– Зато с тобой просто. – Она ободрила меня серпантином участливых ласк. – Не то что с этим эгоистичным уродом! Господи, как же я его ненавижу! И как же люблю, Дон, тебя!.. Трудно жить с гением. Ощущаешь себя папиросной бумагой, проложенной между альбомных листов. Иногда физически чувствуешь, как взгляды идут сквозь тебя и торопятся перелистать, словно пустую страницу. Хуже всего, что со временем ею становишься – пустой полупрозрачной страницей…

– Оттого на тебе столько татуировок?

– Тебе они нравятся?

– Нет. Предпочитаю в женщине кожу. А за графикой лезу в альбом, – сказал я и подумал: как ты за своим настоящим лицом.

– Хочешь, выключу свет?

– Не хочу. Ты красива. Несмотря на дурацкие кляксы на теле.

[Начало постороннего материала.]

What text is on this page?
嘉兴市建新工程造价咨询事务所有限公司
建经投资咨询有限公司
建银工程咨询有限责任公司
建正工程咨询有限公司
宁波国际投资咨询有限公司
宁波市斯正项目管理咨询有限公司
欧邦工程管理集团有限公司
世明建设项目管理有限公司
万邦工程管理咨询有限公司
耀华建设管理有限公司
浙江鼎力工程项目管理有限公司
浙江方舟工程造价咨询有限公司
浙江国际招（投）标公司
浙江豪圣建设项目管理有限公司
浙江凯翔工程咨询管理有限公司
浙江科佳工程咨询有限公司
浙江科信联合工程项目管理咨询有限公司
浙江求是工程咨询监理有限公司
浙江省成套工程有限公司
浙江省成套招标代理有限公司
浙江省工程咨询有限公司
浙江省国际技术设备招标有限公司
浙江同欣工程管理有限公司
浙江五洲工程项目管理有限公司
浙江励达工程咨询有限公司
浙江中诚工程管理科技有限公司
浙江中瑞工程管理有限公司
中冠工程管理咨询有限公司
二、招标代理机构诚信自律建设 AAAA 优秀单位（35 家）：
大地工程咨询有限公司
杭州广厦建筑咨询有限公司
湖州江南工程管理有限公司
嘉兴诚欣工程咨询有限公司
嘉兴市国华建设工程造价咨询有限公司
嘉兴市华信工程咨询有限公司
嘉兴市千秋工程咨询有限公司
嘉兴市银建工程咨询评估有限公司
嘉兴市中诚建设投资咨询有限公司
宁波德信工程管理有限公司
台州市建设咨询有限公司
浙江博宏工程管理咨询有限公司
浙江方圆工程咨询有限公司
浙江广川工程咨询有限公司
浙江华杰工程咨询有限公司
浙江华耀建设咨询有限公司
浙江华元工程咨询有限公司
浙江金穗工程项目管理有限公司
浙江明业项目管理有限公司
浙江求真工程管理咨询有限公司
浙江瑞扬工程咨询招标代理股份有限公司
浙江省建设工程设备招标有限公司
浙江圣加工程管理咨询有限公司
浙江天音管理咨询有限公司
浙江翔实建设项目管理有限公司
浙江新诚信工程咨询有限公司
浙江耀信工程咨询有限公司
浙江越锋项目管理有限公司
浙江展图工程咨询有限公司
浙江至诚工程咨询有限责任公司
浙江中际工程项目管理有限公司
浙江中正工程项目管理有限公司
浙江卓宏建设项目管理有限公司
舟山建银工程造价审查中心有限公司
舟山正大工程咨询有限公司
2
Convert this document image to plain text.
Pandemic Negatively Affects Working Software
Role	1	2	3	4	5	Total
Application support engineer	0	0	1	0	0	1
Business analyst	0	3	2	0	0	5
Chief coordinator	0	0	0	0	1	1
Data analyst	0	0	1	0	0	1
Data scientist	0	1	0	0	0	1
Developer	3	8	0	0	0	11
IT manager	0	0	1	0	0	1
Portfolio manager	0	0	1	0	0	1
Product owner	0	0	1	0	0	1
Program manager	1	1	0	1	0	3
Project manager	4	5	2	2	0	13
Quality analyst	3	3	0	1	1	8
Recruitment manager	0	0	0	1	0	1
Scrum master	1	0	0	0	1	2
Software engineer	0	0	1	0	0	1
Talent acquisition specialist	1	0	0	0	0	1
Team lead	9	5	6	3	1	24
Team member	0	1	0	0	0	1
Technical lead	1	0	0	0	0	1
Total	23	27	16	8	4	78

Она закатила глаза и забилась сверкающей рыбой на моем тающем берегу. Пережив апогей, рассмеялась и, как водится, безутешно заплакала.

– Спасибо тебе. Спасибо за все апельсины, которыми ты насорил. С тобой я счастлива так, что, когда ты уйдешь, наверно, умру от несчастья.

– Чепуха. Когда я уйду, ты будешь трудно и долго жить с гением, охраняя его геморрой.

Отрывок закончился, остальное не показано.